Il est concerné tant par la gouvernance dite interne, où se trouvent le staff, la direction, le comité, les membres et les bénévoles, que par la gouvernance dite externe, où se situent tous les acteurs qui peuvent influencer plus ou moins fortement le fonctionnement de l'organisation, en exerçant entre autres leurs pouvoirs d'influence et de résistance.

"Gouverner" cet ensemble est, en quelque sorte, gérer les relations entre les diverses parties, autant que les intérêts parfois communs et souvent divergents.

Une bonne perception du modèle de gouvernance et de ses acteurs est fondamentale, par exemple, pour la définition et gestion d'une communication ample et efficace.

Modèle stratégique

Aussi axé sur les valeurs organisationnelles, le modèle stratégique se doit de définir le dynamisme de l'organisation, de l'évolution d'une situation actuelle vers une situation future, guidée par une vision.

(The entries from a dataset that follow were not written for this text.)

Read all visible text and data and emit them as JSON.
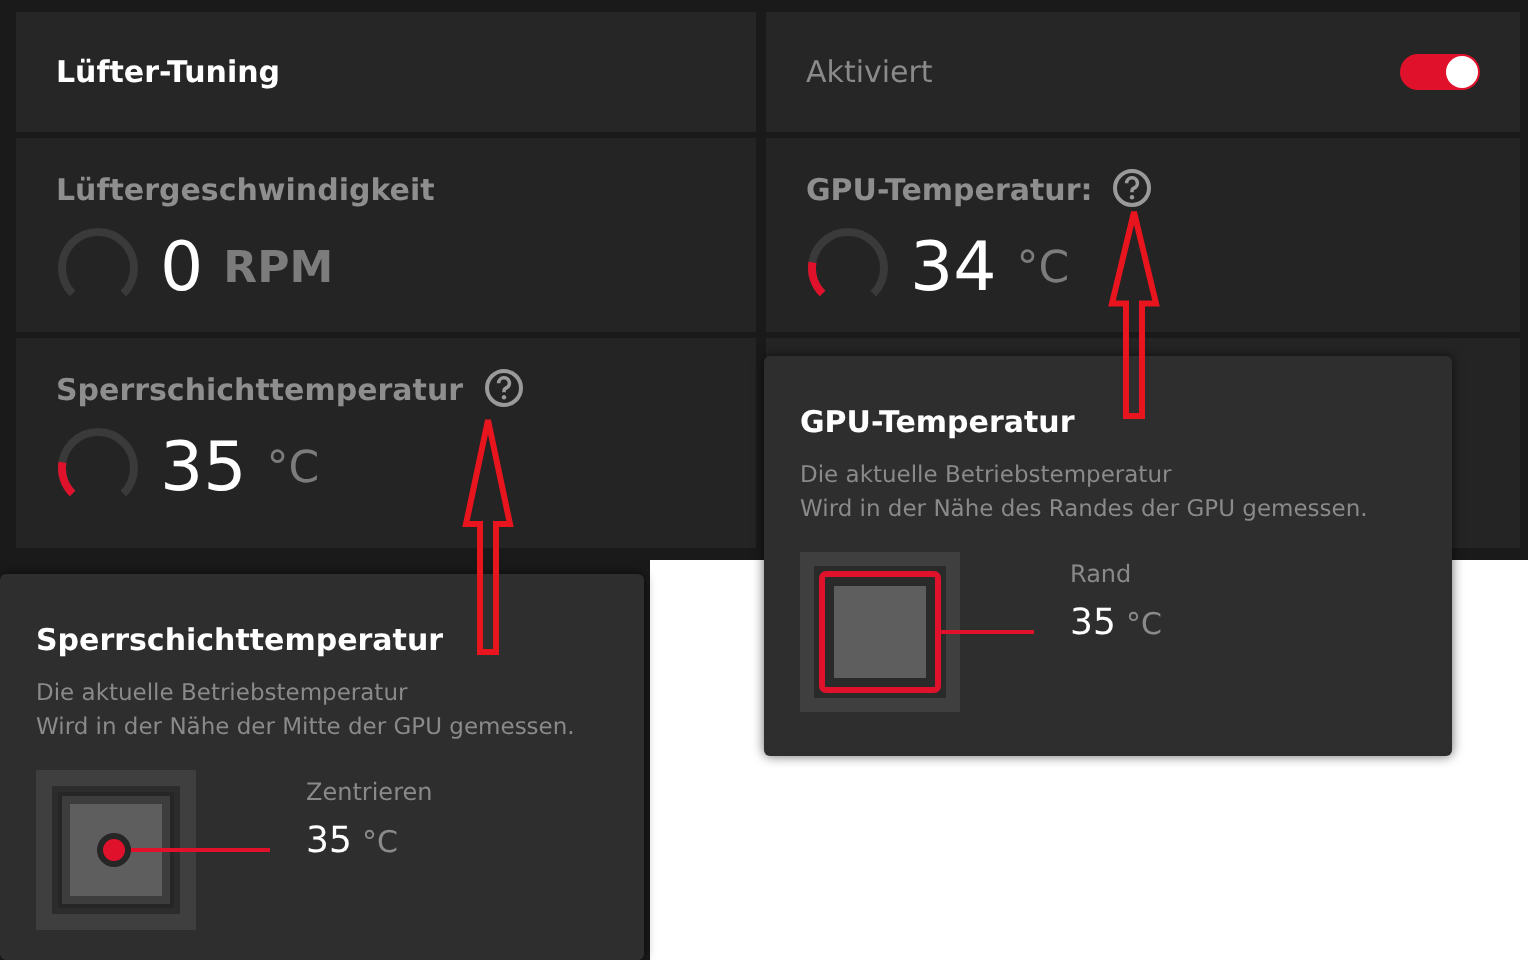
{
  "header": {
    "title": "Lüfter-Tuning",
    "status_label": "Aktiviert",
    "toggle_on": true
  },
  "metrics": [
    {
      "label": "Lüftergeschwindigkeit",
      "value": "0",
      "unit": "RPM",
      "level": 0,
      "help": false
    },
    {
      "label": "GPU-Temperatur:",
      "value": "34",
      "unit": "°C",
      "level": 0.2,
      "help": true
    },
    {
      "label": "Sperrschichttemperatur",
      "value": "35",
      "unit": "°C",
      "level": 0.2,
      "help": true
    }
  ],
  "tooltips": [
    {
      "kind": "center",
      "title": "Sperrschichttemperatur",
      "lines": [
        "Die aktuelle Betriebstemperatur",
        "Wird in der Nähe der Mitte der GPU gemessen."
      ],
      "sensor_label": "Zentrieren",
      "value": "35",
      "unit": "°C"
    },
    {
      "kind": "edge",
      "title": "GPU-Temperatur",
      "lines": [
        "Die aktuelle Betriebstemperatur",
        "Wird in der Nähe des Randes der GPU gemessen."
      ],
      "sensor_label": "Rand",
      "value": "35",
      "unit": "°C"
    }
  ]
}
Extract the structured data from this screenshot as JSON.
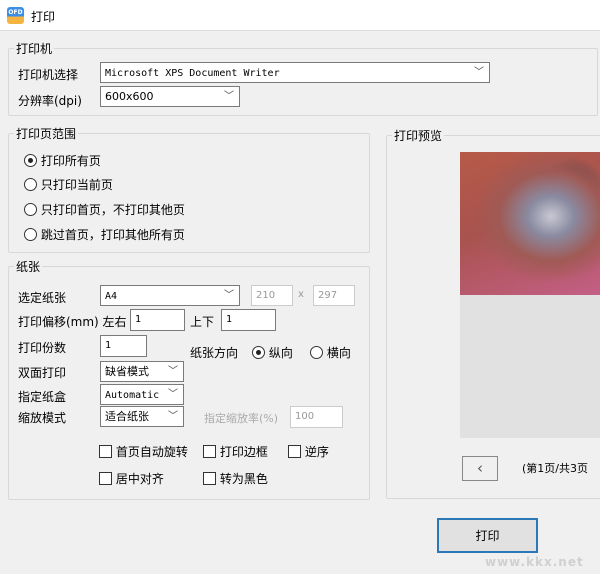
{
  "window": {
    "title": "打印",
    "app_icon_text": "OFD"
  },
  "printer": {
    "group_label": "打印机",
    "select_label": "打印机选择",
    "printer_value": "Microsoft XPS Document Writer",
    "dpi_label": "分辨率(dpi)",
    "dpi_value": "600x600"
  },
  "range": {
    "group_label": "打印页范围",
    "options": [
      {
        "label": "打印所有页",
        "checked": true
      },
      {
        "label": "只打印当前页",
        "checked": false
      },
      {
        "label": "只打印首页，不打印其他页",
        "checked": false
      },
      {
        "label": "跳过首页，打印其他所有页",
        "checked": false
      }
    ]
  },
  "paper": {
    "group_label": "纸张",
    "size_label": "选定纸张",
    "size_value": "A4",
    "width": "210",
    "x_sep": "x",
    "height": "297",
    "offset_label": "打印偏移(mm) 左右",
    "offset_lr": "1",
    "offset_ud_label": "上下",
    "offset_ud": "1",
    "copies_label": "打印份数",
    "copies": "1",
    "orientation_label": "纸张方向",
    "portrait": "纵向",
    "landscape": "横向",
    "orientation": "portrait",
    "duplex_label": "双面打印",
    "duplex_value": "缺省模式",
    "tray_label": "指定纸盒",
    "tray_value": "Automatic",
    "scale_mode_label": "缩放模式",
    "scale_mode_value": "适合纸张",
    "scale_rate_label": "指定缩放率(%)",
    "scale_rate": "100",
    "checkboxes": [
      {
        "label": "首页自动旋转",
        "checked": false
      },
      {
        "label": "打印边框",
        "checked": false
      },
      {
        "label": "逆序",
        "checked": false
      },
      {
        "label": "居中对齐",
        "checked": false
      },
      {
        "label": "转为黑色",
        "checked": false
      }
    ]
  },
  "preview": {
    "group_label": "打印预览",
    "page_info": "(第1页/共3页"
  },
  "actions": {
    "print": "打印"
  },
  "watermark": "www.kkx.net"
}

La stratégie se doit d'avoir un regard interne sur trois grands domaines de résultats: l'effectivité ou impact, l'efficacité ou la qualité, ainsi que l'efficience ou gestion des coûts. Elle devra définir les meilleurs équilibres conjoncturels entre ces trois domaines, en fonction d'orientations et d'axes.

Cependant, la stratégie ne peut oublier les questions externes, telles que le respect des lois, la légitimité envers les partenaires, la reconnaissance de l'utilité par les publics cibles, le positionnement face aux concurrences ou encore les stratégies de relations et communication.

C'est de la stratégie que découlent tous les projets de changements des processus de l'organisation.